将 tf.summary 用法迁移到 TF 2.x

注：本文档面向已经熟悉 TensorFlow 1.x TensorBoard 并希望将大型 TensorFlow 代码库从 TensorFlow 1.x 迁移至 2.x 的用户。如果您是 TensorBoard 的新用户，另请参阅使用入门文档。如果您使用 tf.keras，那么可能无需执行任何操作即可升级到 TensorFlow 2.x。

import tensorflow as tf

2023-11-07 17:31:45.728313: E external/local_xla/xla/stream_executor/cuda/cuda_dnn.cc:9261] Unable to register cuDNN factory: Attempting to register factory for plugin cuDNN when one has already been registered
2023-11-07 17:31:45.728361: E external/local_xla/xla/stream_executor/cuda/cuda_fft.cc:607] Unable to register cuFFT factory: Attempting to register factory for plugin cuFFT when one has already been registered
2023-11-07 17:31:45.729848: E external/local_xla/xla/stream_executor/cuda/cuda_blas.cc:1515] Unable to register cuBLAS factory: Attempting to register factory for plugin cuBLAS when one has already been registered

TensorFlow 2.x 包含对 tf.summary API（用于写入摘要数据以在 TensorBoard 中进行呈现）的重大变更。

变更

将 tf.summary API 视为两个子 API 非常实用：

一组用于记录各个摘要（summary.scalar()、summary.histogram()、summary.image()、summary.audio() 和 summary.text()）的运算，从您的模型代码内嵌调用。
写入逻辑，用于收集各个摘要并将其写入到特殊格式化的日志文件中（TensorBoard 随后会读取该文件以生成可视化效果）。

在 TF 1.x 中

上述二者必须手动关联在一起，方式是通过 Session.run() 获取摘要运算输出，并调用 FileWriter.add_summary(output, step)。
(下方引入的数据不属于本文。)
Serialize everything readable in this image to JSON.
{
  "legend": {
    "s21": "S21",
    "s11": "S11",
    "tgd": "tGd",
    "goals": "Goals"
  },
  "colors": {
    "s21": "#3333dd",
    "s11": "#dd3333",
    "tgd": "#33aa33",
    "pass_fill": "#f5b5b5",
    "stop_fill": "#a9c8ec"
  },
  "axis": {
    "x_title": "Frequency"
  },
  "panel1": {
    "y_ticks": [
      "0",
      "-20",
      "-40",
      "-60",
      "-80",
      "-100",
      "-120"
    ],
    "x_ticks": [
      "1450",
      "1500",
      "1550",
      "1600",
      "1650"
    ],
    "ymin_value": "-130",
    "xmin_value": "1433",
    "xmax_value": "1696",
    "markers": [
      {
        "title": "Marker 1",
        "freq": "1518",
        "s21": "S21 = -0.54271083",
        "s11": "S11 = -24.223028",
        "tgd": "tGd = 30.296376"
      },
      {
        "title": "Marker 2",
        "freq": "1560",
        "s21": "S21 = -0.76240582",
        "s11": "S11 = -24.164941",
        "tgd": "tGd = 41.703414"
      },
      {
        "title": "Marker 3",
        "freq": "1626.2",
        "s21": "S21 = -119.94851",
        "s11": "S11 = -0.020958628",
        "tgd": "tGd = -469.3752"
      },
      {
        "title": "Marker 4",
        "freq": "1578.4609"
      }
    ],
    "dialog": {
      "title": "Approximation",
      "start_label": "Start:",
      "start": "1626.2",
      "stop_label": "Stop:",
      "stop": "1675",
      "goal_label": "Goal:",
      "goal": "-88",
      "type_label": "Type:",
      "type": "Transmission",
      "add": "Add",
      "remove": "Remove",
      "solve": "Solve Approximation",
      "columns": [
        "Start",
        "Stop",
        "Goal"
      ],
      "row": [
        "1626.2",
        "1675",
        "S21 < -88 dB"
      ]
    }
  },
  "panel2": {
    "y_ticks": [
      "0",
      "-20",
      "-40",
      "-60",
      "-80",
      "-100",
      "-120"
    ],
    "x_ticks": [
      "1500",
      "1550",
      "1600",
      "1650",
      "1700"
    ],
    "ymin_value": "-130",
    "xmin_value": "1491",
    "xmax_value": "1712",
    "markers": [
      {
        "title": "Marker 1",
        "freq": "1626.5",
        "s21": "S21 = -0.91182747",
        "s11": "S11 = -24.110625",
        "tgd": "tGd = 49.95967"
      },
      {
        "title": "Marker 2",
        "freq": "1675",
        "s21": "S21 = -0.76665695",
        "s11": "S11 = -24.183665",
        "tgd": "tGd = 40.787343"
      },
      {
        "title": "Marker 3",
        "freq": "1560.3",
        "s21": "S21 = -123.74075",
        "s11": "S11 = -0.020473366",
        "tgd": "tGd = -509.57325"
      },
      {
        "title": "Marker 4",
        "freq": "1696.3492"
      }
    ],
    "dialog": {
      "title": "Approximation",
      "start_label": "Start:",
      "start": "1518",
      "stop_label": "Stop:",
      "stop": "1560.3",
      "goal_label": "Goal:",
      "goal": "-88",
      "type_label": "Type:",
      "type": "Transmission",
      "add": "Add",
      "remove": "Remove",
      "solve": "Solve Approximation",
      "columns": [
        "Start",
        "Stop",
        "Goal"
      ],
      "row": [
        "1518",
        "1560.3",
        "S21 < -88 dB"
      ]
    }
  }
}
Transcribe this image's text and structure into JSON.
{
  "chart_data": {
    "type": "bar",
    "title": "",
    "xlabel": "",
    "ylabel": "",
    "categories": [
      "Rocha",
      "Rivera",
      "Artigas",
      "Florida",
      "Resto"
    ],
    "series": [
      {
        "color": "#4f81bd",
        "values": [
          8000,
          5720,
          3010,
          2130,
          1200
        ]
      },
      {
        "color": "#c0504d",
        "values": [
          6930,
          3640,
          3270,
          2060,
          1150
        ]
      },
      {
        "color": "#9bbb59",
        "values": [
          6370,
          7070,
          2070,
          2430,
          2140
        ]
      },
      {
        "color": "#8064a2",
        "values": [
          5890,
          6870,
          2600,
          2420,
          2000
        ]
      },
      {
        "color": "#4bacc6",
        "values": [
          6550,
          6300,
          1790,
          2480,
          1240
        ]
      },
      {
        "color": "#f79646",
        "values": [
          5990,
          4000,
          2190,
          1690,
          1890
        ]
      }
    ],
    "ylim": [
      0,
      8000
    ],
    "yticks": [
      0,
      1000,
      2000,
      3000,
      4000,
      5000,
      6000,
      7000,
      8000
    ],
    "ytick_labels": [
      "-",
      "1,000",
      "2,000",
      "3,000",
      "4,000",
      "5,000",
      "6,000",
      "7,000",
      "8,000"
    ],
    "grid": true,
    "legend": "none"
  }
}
v1.summary.merge_all() 运算通过使用计算图集合汇总所有摘要运算输出使这个操作更轻松，但是这种方式对 Eager Execution 和控制流的效果仍不尽人意，因此特别不适用于 TF 2.x。

在 TF 2.X 中

上述二者紧密集成。现在，单独的 tf.summary 运算在执行时可立即写入其数据。在您的模型代码中使用 API 的方式与以往类似，但是现在对 Eager Execution 更加友好，同时也保留了与计算图模式的兼容性。两个子 API 的集成意味着 summary.FileWriter 现已成为 TensorFlow 执行上下文的一部分，可直接通过 tf.summary 运算访问，因此配置写入器将是主要的差异。

Eager Execution 的示例用法（TF 2.x 中默认）：

writer = tf.summary.create_file_writer("/tmp/mylogs/eager")

with writer.as_default():
  for step in range(100):
    # other model code would go here
    tf.summary.scalar("my_metric", 0.5, step=step)
    writer.flush()

ls /tmp/mylogs/eager

events.out.tfevents.1699378309.kokoro-gcp-ubuntu-prod-26365401.28722.0.v2

tf.function 计算图执行的示例用法：

writer = tf.summary.create_file_writer("/tmp/mylogs/tf_function")

@tf.function
def my_func(step):
  with writer.as_default():
    # other model code would go here
    tf.summary.scalar("my_metric", 0.5, step=step)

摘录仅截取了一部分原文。